When the pandemic hit Mumbai in March 2020, she quickly organised personal protective equipment for the hospital's workers amid a severe shortage, ensured that they had food, and made travel arrangements for the staff when public transport was suspended during the lockdown.
She was one of 13 doctors honoured for their efforts by the governor of Maharashtra state in December.
"Doctors are like soldiers," she would say. "They can't be unavailable."
Manisha Ramugade was born in Mumbai on May 11, 1969, to Ram and Ratan Ramugade. Her father was a postal worker, her mother a housewife. She was the youngest of four siblings.
"As a kid, she would tell us that she wanted to become a doctor, and joke about giving injections," her sister Sunita said.
Manisha studied at the Utkarsha Mandir High School in Mumbai and completed her secondary schooling at MVLU College. She was awarded a medical degree by Lokmanya Tilak Municipal Medical College in Mumbai, where she met Dr Navnath Jadhav. She also received diplomas in chest medicine and hospital administration.
She joined the Group of Tuberculosis Hospitals in 1996 as a clinician and shifted to the administration six years ago. The hospital has been at the centre of many strikes and protests, and Jadhav often found herself negotiating with the union representing the staff, persuading them not to take actions that she felt might affect patient care.

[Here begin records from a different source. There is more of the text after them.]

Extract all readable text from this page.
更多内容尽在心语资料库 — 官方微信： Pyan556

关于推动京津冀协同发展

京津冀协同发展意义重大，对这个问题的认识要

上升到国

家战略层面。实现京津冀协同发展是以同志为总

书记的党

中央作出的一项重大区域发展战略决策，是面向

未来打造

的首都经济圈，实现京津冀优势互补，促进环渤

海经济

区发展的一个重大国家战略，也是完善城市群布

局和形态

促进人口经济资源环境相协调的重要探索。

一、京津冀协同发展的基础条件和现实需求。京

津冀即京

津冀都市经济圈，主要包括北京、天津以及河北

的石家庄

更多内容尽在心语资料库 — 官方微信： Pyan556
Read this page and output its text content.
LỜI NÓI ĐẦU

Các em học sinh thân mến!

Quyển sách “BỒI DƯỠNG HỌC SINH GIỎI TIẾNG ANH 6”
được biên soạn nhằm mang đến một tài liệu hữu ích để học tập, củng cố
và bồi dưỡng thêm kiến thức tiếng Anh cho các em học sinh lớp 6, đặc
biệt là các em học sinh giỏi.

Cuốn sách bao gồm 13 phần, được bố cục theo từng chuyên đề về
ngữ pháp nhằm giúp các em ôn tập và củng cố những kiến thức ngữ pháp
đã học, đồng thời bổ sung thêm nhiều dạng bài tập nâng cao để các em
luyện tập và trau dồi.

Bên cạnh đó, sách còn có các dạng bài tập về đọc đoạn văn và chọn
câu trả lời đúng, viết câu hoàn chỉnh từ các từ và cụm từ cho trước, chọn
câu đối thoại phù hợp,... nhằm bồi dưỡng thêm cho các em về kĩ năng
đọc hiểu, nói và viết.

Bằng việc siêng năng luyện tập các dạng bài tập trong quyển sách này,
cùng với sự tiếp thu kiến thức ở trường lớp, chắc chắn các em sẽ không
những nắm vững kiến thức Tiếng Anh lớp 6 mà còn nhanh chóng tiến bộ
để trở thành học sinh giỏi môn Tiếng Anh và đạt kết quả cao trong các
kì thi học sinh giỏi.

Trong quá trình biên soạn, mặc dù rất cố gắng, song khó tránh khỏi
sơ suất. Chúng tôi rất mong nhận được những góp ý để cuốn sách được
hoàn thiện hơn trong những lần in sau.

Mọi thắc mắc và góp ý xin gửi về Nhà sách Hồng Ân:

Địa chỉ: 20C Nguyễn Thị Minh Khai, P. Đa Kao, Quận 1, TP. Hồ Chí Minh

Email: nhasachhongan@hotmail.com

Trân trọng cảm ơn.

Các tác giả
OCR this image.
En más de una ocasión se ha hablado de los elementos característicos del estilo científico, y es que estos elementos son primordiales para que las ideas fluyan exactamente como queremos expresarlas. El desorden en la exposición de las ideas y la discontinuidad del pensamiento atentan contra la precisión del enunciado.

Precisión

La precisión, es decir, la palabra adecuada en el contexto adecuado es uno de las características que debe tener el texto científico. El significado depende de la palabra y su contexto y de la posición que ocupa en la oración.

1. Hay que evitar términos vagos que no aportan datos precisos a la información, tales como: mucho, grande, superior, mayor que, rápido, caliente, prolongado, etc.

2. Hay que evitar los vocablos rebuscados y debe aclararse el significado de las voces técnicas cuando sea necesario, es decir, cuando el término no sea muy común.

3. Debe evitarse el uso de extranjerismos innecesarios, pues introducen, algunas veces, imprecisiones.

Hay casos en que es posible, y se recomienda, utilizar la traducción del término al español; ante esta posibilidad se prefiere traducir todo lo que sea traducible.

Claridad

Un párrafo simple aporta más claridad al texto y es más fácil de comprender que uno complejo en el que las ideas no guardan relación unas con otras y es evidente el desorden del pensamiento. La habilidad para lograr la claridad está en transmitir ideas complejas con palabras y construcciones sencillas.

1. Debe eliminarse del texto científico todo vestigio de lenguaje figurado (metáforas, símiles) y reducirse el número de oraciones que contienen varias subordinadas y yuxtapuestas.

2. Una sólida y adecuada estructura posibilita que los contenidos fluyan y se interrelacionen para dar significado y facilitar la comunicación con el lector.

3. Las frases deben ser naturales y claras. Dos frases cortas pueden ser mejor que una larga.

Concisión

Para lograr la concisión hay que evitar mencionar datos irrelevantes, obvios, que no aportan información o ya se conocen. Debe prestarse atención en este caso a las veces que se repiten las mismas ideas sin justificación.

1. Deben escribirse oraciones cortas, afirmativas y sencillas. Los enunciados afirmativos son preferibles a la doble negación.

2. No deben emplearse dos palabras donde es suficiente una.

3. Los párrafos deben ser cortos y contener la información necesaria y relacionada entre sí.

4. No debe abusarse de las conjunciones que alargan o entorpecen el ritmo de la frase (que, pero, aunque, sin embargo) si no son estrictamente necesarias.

"If she convinced us to call off a protest, she would also ensure to follow up on our demands until they were met," Mr Pradeep Narkar, a senior member of the labour union, said.
On April 14, her photography class named her aspiring photographer of the year. "She attended the online ceremony, even as she was unwell," her photography teacher, Mr Vinayak Puranik, said.
Along with her husband and her sister Sunita, Dr Jadhav is survived by her son, Darshan, a medical student in Ukraine, and another sister, Anita. Her brother, Ravi, died last year.